The Drew University writers series welcomes Meg Fernandes, Temim Fruchter, and Isle McElroy
February 2025 – Drew University’s Writers@Drew kicked off the spring semester with a special Queer Literature Panel, featuring authors Megan Fernandes, Temim Fruchter, and Isle McElroy.
Megan Fernandes is an associate professor of English and writer-in-residence at Lafayette College, teaching poetry, creative nonfiction, and critical theory. She has published in The New Yorker, The American Poetry Review, Tin House, Ploughshares, the Academy of American Poets, and McSweeney’s Internet Tendency, among others. Her third book of poetry, I Do Everything I’m Told, was named a best book of 2023 by The New Yorker, Time Magazine, Vogue, The Boston Globe, Electric Lit, and LitHub, among others.

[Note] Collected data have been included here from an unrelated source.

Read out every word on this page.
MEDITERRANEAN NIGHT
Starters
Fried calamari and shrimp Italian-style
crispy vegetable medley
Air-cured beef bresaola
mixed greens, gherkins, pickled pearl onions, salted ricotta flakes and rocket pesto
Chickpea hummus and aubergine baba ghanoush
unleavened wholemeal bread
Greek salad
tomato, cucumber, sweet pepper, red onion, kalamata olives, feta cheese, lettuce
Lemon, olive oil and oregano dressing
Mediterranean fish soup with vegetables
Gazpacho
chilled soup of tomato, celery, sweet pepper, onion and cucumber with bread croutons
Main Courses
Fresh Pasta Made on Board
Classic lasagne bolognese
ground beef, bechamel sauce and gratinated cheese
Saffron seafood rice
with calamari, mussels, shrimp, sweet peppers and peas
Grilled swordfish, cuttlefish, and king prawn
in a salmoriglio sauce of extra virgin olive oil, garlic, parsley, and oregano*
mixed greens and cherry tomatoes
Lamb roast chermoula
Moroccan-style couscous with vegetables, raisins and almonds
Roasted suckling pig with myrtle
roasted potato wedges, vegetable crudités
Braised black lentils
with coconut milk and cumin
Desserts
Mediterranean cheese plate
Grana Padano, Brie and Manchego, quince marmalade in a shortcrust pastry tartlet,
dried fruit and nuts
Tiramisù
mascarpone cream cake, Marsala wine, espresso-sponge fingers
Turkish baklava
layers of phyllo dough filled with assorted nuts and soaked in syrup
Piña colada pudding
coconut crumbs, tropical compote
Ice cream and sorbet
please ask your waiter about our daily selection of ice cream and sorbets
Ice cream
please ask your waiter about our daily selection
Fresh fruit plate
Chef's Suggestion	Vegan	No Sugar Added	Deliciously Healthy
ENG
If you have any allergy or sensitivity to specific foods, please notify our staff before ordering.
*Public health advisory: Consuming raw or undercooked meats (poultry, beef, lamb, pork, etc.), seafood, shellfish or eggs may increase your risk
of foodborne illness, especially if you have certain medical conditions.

Temim Fruchter holds an MFA in fiction from the University of Maryland, and is the recipient of fellowships from the DC Commission on the Arts and Humanities, Vermont Studio Center, and a 2020 Rona Jaffe Foundation Writers Award. She is co-host of Pete’s Reading Series. Her debut novel, City of Laughter is a New York Times Editors’ Pick.
Isle McElroy’s debut novel, The Atmospherians, was named a New York Times Editors’ Choice. Their second novel, People Collide, was a New York Times Critics’ Pick and named one of the best books of 2023 by Vulture, Vogue, NPR, and elsewhere. McEloy has published work in The New York Times, The New York Times Magazine, The Guardian, The Cut, GQ, The Atlantic, and Tin House.
The three authors shared powerful excerpts from their work, followed by a Q&A discussion with the student audience. The event was moderated by Associate Professor of English and Director of Drew’s Creative Writing Program Courtney Zoffness, who opened the Q&A session by asking the panelists how they think of queer literature.
“When I read work that feels queer, it’s permissive—I feel like anything goes and often feels excessive, dense,” said Fruchter. She recalled her experience reading Red by Anne Carson. “That was the first writing I read that I consciously thought that writing can be a desire manifest.”
One student asked Fruchter how she prepares character evolution. “You start with the big picture and you get more and more granular until it feels like there’s something dimensional,” she answered.
The authors were asked if they set out to write queer literature, or if their writing reflects queerness because they are queer.
“I don’t consider identity in any way when I’m writing,” answered McElroy. “Whatever message I am trying to get across is going to be filtered by the way I’m living my life.”
“I don’t think I’m foregrounding identity in my own process,” replied Fruchter. “One of my favorite things about being queer is that queer people is that they insist on more, and insist on possibilities. I want my books to do that, it create a little bit of possibilities where there wasn’t before.”
“It’s hard to be queer, it’s not a decorative thing,” said Fernandes. “It feels like a gift on the best days and a risk on the worst days. My writing was always queer.”
The free event was co-sponsored by The Casement Fund and Drew’s English Department.